Jelang Lebaran, Permintaan Kerajinan Kayu Masih Minim - SATUKANAL.COM
SATUKANAL.COM
Jelang Lebaran, Permintaan Kerajinan Kayu Masih Minim
BERITA Kanal Highlight

Jelang Lebaran, Permintaan Kerajinan Kayu Masih Minim

Satukanal.com, Malang– Upaya bertahan ditengah dampak pandemi yang ada masih berusaha dilakukan oleh para pengrajin kayu jelang Lebaran. Adanya larangan mudik menambah kesulitan selain pandemi. Mereka mengaku permintaan alat rumah tangga dari kayu hasil kerajinan menurun drastis.

“Sudah beberapa bulan tidak melakukan pengiriman luar daerah. Karena permintaannya memang tidak ada,” terang salah satu pengrajin perabotan rumah tangga dari kayu, Muhammad Syaifulloh kemarin (6/5) saat ditemui di rumahnya yang juga merupakan pabrik pembuatan kerajinan kayu di Desa Mulyoagung, Kecamatan Dau.

Ia mengaku sekarang hanya memproduksi seribu alat rumah tangga dari kayu per-harinya. Terdiri dari entong, cobek dan telenan. Jauh dibandingkan kondisi normal dulu yang bisa memproduksi hingga kurang lebih dua ribu kerajinan setiap hari.

Baca Juga :  Pemakaman Jenazah Covid-19 Secara Mandiri Diberi Lampu Hijau!

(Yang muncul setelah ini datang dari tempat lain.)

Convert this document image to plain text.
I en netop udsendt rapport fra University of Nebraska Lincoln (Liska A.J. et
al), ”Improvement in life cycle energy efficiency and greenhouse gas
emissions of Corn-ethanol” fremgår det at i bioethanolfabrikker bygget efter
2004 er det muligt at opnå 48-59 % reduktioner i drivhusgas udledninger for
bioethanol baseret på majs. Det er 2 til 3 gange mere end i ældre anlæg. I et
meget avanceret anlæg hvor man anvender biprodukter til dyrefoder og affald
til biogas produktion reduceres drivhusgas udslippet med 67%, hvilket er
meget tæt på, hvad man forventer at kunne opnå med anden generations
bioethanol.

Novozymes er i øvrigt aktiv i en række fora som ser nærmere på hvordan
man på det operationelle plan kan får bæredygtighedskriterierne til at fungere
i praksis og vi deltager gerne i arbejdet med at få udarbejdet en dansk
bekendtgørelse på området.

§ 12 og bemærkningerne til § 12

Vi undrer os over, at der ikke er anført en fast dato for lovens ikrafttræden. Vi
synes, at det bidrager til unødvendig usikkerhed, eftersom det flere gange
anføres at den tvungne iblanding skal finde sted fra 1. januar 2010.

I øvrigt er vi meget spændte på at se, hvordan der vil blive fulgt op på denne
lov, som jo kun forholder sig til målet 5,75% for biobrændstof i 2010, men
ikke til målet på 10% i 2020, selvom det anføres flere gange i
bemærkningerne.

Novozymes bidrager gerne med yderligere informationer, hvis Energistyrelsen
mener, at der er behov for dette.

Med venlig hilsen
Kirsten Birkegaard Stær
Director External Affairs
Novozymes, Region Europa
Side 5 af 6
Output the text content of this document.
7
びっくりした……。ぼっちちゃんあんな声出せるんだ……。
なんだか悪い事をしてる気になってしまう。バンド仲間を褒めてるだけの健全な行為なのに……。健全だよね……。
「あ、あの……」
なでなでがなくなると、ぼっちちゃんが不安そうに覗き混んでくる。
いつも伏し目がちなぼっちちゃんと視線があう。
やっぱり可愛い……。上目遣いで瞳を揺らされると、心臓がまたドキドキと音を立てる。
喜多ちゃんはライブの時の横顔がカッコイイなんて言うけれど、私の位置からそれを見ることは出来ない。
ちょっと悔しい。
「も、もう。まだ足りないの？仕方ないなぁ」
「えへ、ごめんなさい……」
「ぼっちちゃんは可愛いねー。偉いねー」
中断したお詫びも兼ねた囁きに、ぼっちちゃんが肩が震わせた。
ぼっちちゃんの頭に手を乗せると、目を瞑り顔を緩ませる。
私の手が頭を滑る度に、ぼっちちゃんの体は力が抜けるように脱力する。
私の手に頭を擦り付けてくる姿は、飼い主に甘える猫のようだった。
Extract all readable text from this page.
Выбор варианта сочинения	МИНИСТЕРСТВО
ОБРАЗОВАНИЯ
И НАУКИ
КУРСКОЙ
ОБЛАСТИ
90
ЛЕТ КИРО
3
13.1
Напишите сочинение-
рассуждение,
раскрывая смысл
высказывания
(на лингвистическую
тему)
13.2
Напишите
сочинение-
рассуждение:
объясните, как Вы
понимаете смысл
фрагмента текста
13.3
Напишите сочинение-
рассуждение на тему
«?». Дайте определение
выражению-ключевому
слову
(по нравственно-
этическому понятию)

Syaiful sapaan karibnya mengaku tidak mau memproduksi barang dengan jumlah besar karna permintaan yang memang minim. “Roda ekonomi sekarang menurut saya belum kembali pulih. Orang-orang juga malas keluar rumah jika tidak memiliki keperluan mendesak,” ucapnya.

Kini ia mencoba peruntungan dengan menjual kerajinan tangannya di situs jual beli online. Meskipun permintaan tak sebanyak ketika berjualan secara langsung, ia tetap beryukur akan hal itu. “Memang kelemahan kalau jual online itu, permintaannya cuma dikit – dikit saja. Tapi untuk sementara waktu ini yang bisa dilakukan, ya maksimal saja,” ujarnya sambil tertawa.

Baca Juga :  Banyuwangi Mencekam, Lima Pocong Keliling Kota yang Gelap Gulita

Harga yang dipatok untuk perabotan unik ini cukup bervariasi mulai Rp 7 hingga 20 ribu, tergantung jenis dan ukurannya. Penjualan terbesarnya meliputi Jakarta dan Surabaya. Kayu yang digunakan juga beragam, dari kayu mahoni, pinus dan jati. “Cuma bisa berdoa semoga pandemi cepat dicabut. Kasian karyawan yang gajinya pas-pasan jika terus seperti ini,” tutupnya.